終章で安良城が論文をおおやけにした頃の時代背景に触れられており、生産関係や経営体が主眼とされたとある(安良城に従えばウクラード*1)。しかし、村が後景に退いてしまったことについてやや説明不足の感は否めない。というのも、当時村落共同体がネガティブに捉えられていたことと無縁ではないからである。現在でも仲間うちだけが優遇される集団を「○○ムラ」と呼ぶことがあり、あるいは横溝正史の小説で描かれる地縁や血縁によって個人の行動が大きく制約を受けていた世界を想起すれば共同体が後景に退いてしまうのも当然といえる。大塚久雄『共同体の基礎理論』の初版が公刊されたのも1955年であり、資本主義社会成立に共同体の解体が不可欠であるという認識は広く受け入れられていた。村落調査といえばもっぱら農村社会学の独擅場だったことも影響していたのかもしれない。村請制が重視されるようになったのはようやく1970年代に入ってからである。そして村請制が機能しうるのは村に一定の「自律性」が存在したから(水本邦彦など)、あるいは「百姓という身分を与えるのは村(身分集団)である」(朝尾直弘)といった、双方向のせめぎ合いをそこに見出すようになった。これには水林彪のように行政的下請団体(ライトゥルギー的強制団体)だとする反論も見られたが、国家/領主と百姓のあいだに中間団体が介在していたという点では意見の一致が見られる。安良城理論は、それを支持するしないにかかわらず、誰しもが口を揃えて論旨が明解であると認めるところであるが、歴史学の論文も歴史的所産であることを免れ得ない。本書はその点安良城にややきびしい。

 2.本書の論点

 本書の目的は、「具体的な政治過程のなかに個々の検地を位置づける手法を通して」(11頁)、これまでの社会経済史的、土地制度史的アプローチにとどまらず、国家史的・国制史的に太閤検地を位置づけようとするところに置かれている。検地の施行方針が試行錯誤的であり、かつ在地社会とある種契約的関係あるいは緊張関係をはらんだ中で実現したもので、天皇を頂点とする国家秩序を成立させるための「国土」把握であるとしている。

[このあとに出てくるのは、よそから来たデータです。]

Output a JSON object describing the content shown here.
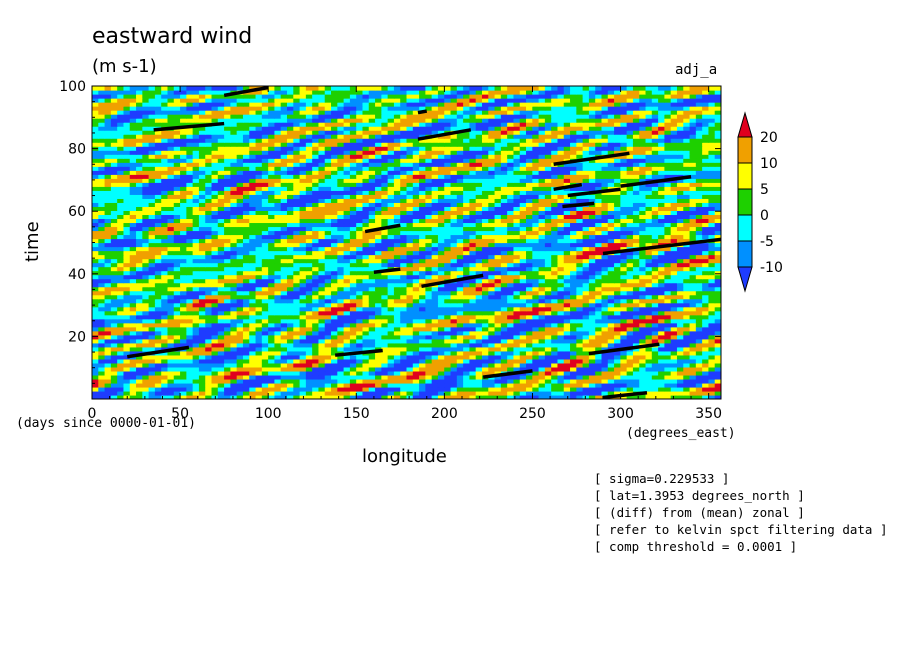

すなわち、全国統一の基準による石高の総計が「御前帳」と「郡単位の絵図」として天正19年後半に調えられ、天皇に献上するかたちで、国内統一がなったとする。村の「指出」から検地奉行による丈量、その結果と村側との調整、それをもとに「郡」そして「国」別の石高が「御前帳」に結実する検地帳類の具体的な作成過程と、それが天皇を頂点とする「国家」的再編をもたらしたというシェーマ*2は魅力的ですらある。太閤検地論争では「主役」扱いだった名請人の実態把握はあくまで副次的で、在地社会の自律性に一定程度委ねる、領主側にとっても合理的な支配政策であったことが繰り返し強調される。その在地社会の秩序の安定化のために、境界、とくに「郡」の境界画定により紛争の種を刈り取ることも検地の主眼であった。しかし、在地社会の自力救済原則、自検断が秀吉の検地政策によって完全に否定されたわけでないことは、慶長14年2月2日徳川秀忠黒印状写「覚」に「一、郷中ニて百姓等山問答・水問答に付、弓・鑓・鉄炮にて互致喧嘩候者あらハ、其一郷可致成敗事」(児玉幸多編『近世農政史料集一』3号文書、4頁)とあることから明らかである。「山問答」は山の入会権や境界紛争、「水問答」は水争いであり、「喧嘩」は「弓・鑓・鉄炮」を持ち出す合戦を意味する。刀狩りの実効性を疑わせる文言だが、それは措くとしても、著者も繰り返し述べているように、秀吉の思惑と在地の利害が交わることはついになかった。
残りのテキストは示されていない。